- Texte visé : Projet de loi de finances pour 2026, n° 1906
- Stade de lecture : 1ère lecture (1ère assemblée saisie)
- Examiné par : Commission des affaires culturelles et de l'éducation
- Mission visée : Recherche et enseignement supérieur
Modifier ainsi les autorisations d'engagement et les crédits de paiement :
| (en euros) | ||
| Programmes | + | - |
| Formations supérieures et recherche universitaire | 0 | 8 000 000 |
| Vie étudiante | 8 000 000 | 0 |
| Recherches scientifiques et technologiques pluridisciplinaires | 0 | 0 |
| Recherche spatiale | 0 | 0 |
| Recherche dans les domaines de l'énergie, du développement et de la mobilité durables | 0 | 0 |
| Recherche et enseignement supérieur en matière économique et industrielle | 0 | 0 |
| Recherche duale (civile et militaire) | 0 | 0 |
| Enseignement supérieur et recherche agricoles | 0 | 0 |
| TOTAUX | 8 000 000 | 8 000 000 |
| SOLDE | 0 | |
Par cet amendement, le groupe de La France insoumise propose de porter le complément de bourse accordé aux étudiants boursiers ultra-marins à 100 euros par mois, soit une augmentation de 70 euros par rapport au montant actuel.
À la rentrée 2023, 87 900 étudiant.es étaient inscrit.es dans l’enseignement supérieur, dont 55 % dans une académie d’Outre-mer et 45 % dans une académie de l’Hexagone. Ces étudiants font face à une précarité bien plus marquée que leurs homologues hexagonaux, avec un taux d’échec universitaire supérieur de 10 % à la moyenne nationale, lié notamment aux difficultés financières et à l’isolement.
Cette précarité est aggravée par un contexte économique très défavorable dans les territoires ultra-marins. L’augmentation généralisée du coût de la vie, illustrée par les mobilisations contre la vie chère en 2024, rend la situation critique. Les écarts de prix avec l’Hexagone restent très élevés : entre 30 % et 40 % en plus pour l’alimentation, et jusqu’à 78 % en Nouvelle-Calédonie. De même, se soigner coûte jusqu’à 17 % plus cher dans les territoires ultra-marins. Selon une étude réalisée par Linkee publiée 2024, 54 % des étudiants interrogés ont dû renoncer à des soins médicaux au cours des 12 derniers mois pour des raisons financières.

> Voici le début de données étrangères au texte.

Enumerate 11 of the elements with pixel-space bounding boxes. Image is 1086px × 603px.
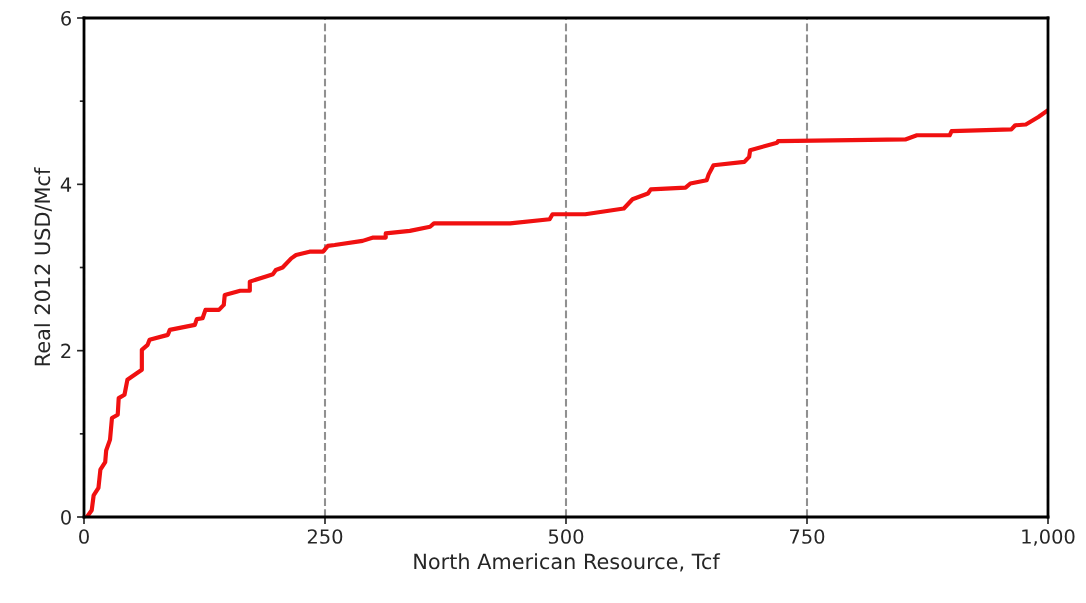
- y-tick-label: 6: [61, 10, 71, 26]
- y-tick-label: 4: [60, 177, 72, 192]
- x-tick-label: 750: [790, 529, 825, 544]
- x-tick-label: 1,000: [1022, 529, 1075, 546]
- y-tick-label: 0: [61, 509, 71, 525]
- y-tick-label: 2: [61, 343, 71, 359]
- x-tick-label: 250: [307, 529, 343, 544]
- y-axis-title: Real 2012 USD/Mcf: [34, 167, 52, 366]
- x-tick-label: 500: [548, 529, 584, 544]
- x-tick-label: 0: [79, 529, 89, 544]
- x-axis-title: North American Resource, Tcf: [414, 553, 721, 572]
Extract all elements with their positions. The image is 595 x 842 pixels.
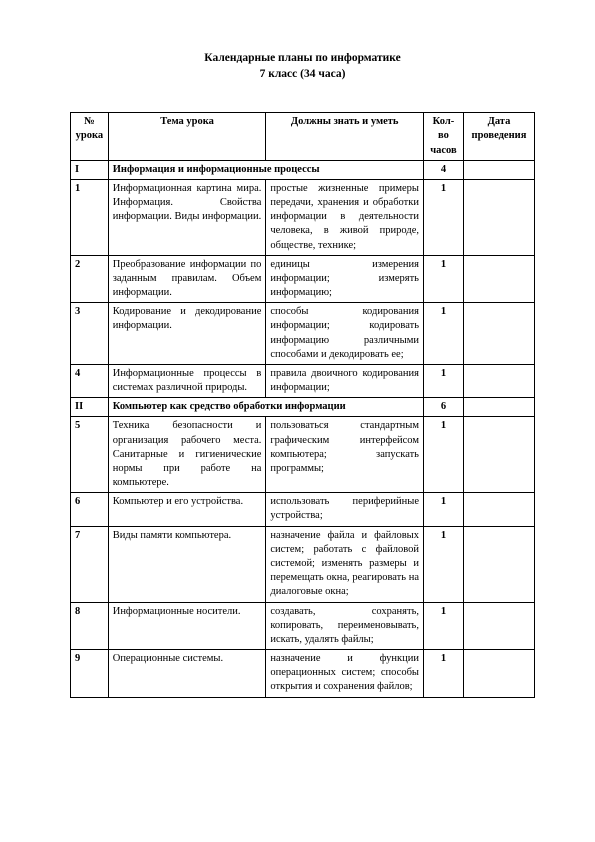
document-page: Календарные планы по информатике 7 класс… bbox=[0, 0, 595, 738]
cell-date bbox=[463, 602, 534, 650]
cell-date bbox=[463, 255, 534, 303]
cell-date bbox=[463, 526, 534, 602]
cell-num: I bbox=[71, 160, 109, 179]
cell-hours: 1 bbox=[423, 417, 463, 493]
cell-date bbox=[463, 417, 534, 493]
cell-section-title: Компьютер как средство обработки информа… bbox=[108, 398, 423, 417]
table-section-row: IIКомпьютер как средство обработки инфор… bbox=[71, 398, 535, 417]
cell-hours: 1 bbox=[423, 303, 463, 365]
cell-skills: пользоваться стандартным графическим инт… bbox=[266, 417, 424, 493]
lesson-plan-table: № урока Тема урока Должны знать и уметь … bbox=[70, 112, 535, 697]
header-skills: Должны знать и уметь bbox=[266, 113, 424, 161]
cell-num: 5 bbox=[71, 417, 109, 493]
cell-skills: правила двоичного кодирования информации… bbox=[266, 364, 424, 397]
title-line-2: 7 класс (34 часа) bbox=[260, 68, 346, 80]
cell-topic: Информационная картина мира. Информация.… bbox=[108, 179, 266, 255]
cell-hours: 1 bbox=[423, 179, 463, 255]
table-row: 2Преобразование информации по заданным п… bbox=[71, 255, 535, 303]
cell-num: 9 bbox=[71, 650, 109, 698]
table-row: 5Техника безопасности и организация рабо… bbox=[71, 417, 535, 493]
table-row: 4Информационные процессы в системах разл… bbox=[71, 364, 535, 397]
cell-num: II bbox=[71, 398, 109, 417]
table-section-row: IИнформация и информационные процессы4 bbox=[71, 160, 535, 179]
cell-skills: единицы измерения информации; измерять и… bbox=[266, 255, 424, 303]
cell-num: 3 bbox=[71, 303, 109, 365]
table-row: 3Кодирование и декодирование информации.… bbox=[71, 303, 535, 365]
table-row: 9Операционные системы.назначение и функц… bbox=[71, 650, 535, 698]
cell-num: 7 bbox=[71, 526, 109, 602]
cell-date bbox=[463, 179, 534, 255]
cell-date bbox=[463, 160, 534, 179]
table-row: 8Информационные носители.создавать, сохр… bbox=[71, 602, 535, 650]
cell-topic: Операционные системы. bbox=[108, 650, 266, 698]
cell-hours: 1 bbox=[423, 526, 463, 602]
table-header-row: № урока Тема урока Должны знать и уметь … bbox=[71, 113, 535, 161]
table-row: 7Виды памяти компьютера.назначение файла… bbox=[71, 526, 535, 602]
cell-topic: Кодирование и декодирование информации. bbox=[108, 303, 266, 365]
cell-skills: назначение файла и файловых систем; рабо… bbox=[266, 526, 424, 602]
header-date: Дата проведения bbox=[463, 113, 534, 161]
cell-date bbox=[463, 398, 534, 417]
cell-hours: 1 bbox=[423, 602, 463, 650]
cell-date bbox=[463, 303, 534, 365]
cell-topic: Техника безопасности и организация рабоч… bbox=[108, 417, 266, 493]
document-title: Календарные планы по информатике 7 класс… bbox=[70, 50, 535, 82]
cell-date bbox=[463, 650, 534, 698]
cell-section-title: Информация и информационные процессы bbox=[108, 160, 423, 179]
cell-hours: 1 bbox=[423, 255, 463, 303]
title-line-1: Календарные планы по информатике bbox=[204, 52, 400, 64]
cell-topic: Компьютер и его устройства. bbox=[108, 493, 266, 526]
cell-topic: Информационные процессы в системах разли… bbox=[108, 364, 266, 397]
cell-num: 8 bbox=[71, 602, 109, 650]
cell-date bbox=[463, 493, 534, 526]
cell-hours: 1 bbox=[423, 493, 463, 526]
cell-date bbox=[463, 364, 534, 397]
header-topic: Тема урока bbox=[108, 113, 266, 161]
cell-num: 4 bbox=[71, 364, 109, 397]
cell-hours: 1 bbox=[423, 364, 463, 397]
cell-topic: Информационные носители. bbox=[108, 602, 266, 650]
cell-hours: 4 bbox=[423, 160, 463, 179]
cell-hours: 6 bbox=[423, 398, 463, 417]
table-row: 6Компьютер и его устройства.использовать… bbox=[71, 493, 535, 526]
cell-num: 2 bbox=[71, 255, 109, 303]
header-hours: Кол-во часов bbox=[423, 113, 463, 161]
cell-skills: назначение и функции операционных систем… bbox=[266, 650, 424, 698]
cell-num: 1 bbox=[71, 179, 109, 255]
header-num: № урока bbox=[71, 113, 109, 161]
cell-topic: Виды памяти компьютера. bbox=[108, 526, 266, 602]
cell-hours: 1 bbox=[423, 650, 463, 698]
cell-skills: простые жизненные примеры передачи, хран… bbox=[266, 179, 424, 255]
table-row: 1Информационная картина мира. Информация… bbox=[71, 179, 535, 255]
cell-num: 6 bbox=[71, 493, 109, 526]
cell-skills: способы кодирования информации; кодирова… bbox=[266, 303, 424, 365]
cell-skills: использовать периферийные устройства; bbox=[266, 493, 424, 526]
cell-topic: Преобразование информации по заданным пр… bbox=[108, 255, 266, 303]
cell-skills: создавать, сохранять, копировать, переим… bbox=[266, 602, 424, 650]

Plus d’un étudiant sur deux est boursier. En 2023‑2024, ils sont 58,8 % en Guadeloupe, 49,1 % en Guyane, 64,1 % à La Réunion, 54,9 % en Martinique et 55,4 % à Mayotte. Pourtant, les aides sociales actuelles restent calibrées selon les standards de vie hexagonaux, sans prendre en compte les réalités spécifiques des Outre-mer. D’après l’UNEF, les étudiants boursiers ultra-marins supportent un surcoût moyen de 10,51 % par rapport à ceux de l’Hexagone.
Benjamin Flohic, directeur de Cop1 Solidarités Étudiantes en Guadeloupe et Martinique, souligne que 65 % des étudiants y disposent d’un reste à vivre inférieur à 50 euros par mois après paiement de leur loyer, contre 26 % au niveau national. Cette situation limite drastiquement leurs conditions de vie, leurs possibilités de réussite et les contraint souvent à travailler en parallèle de leurs études. Ainsi cela entraine un échec universitaire 10 % supérieure à la moyenne nationale « dû à la précarité étudiante » ainsi qu’un isolement plus fort.
En conséquence, nous proposons une revalorisation du complément de bourse pour les étudiants ultra-marins de 70 euros, passant ainsi de 30 à 100 euros par mois. Bien que cette augmentation soit un pas dans la bonne direction, elle demeure largement inférieure aux besoins réels des étudiants ultra-marins, qui continuent de faire face à des défis économiques et sociaux considérables.
Pour respecter les règles de recevabilité financière , nous proposons dans cet amendement de transférer des crédits de l’action 04 « Etablissement d’enseignement privé » du programme 150 à hauteur de 8 000 000 euros en autorisations d’engagement et en crédits de paiement, vers l’action 01 « Aides directes » du programme 231. Nous appelons le Gouvernement à lever ce gage.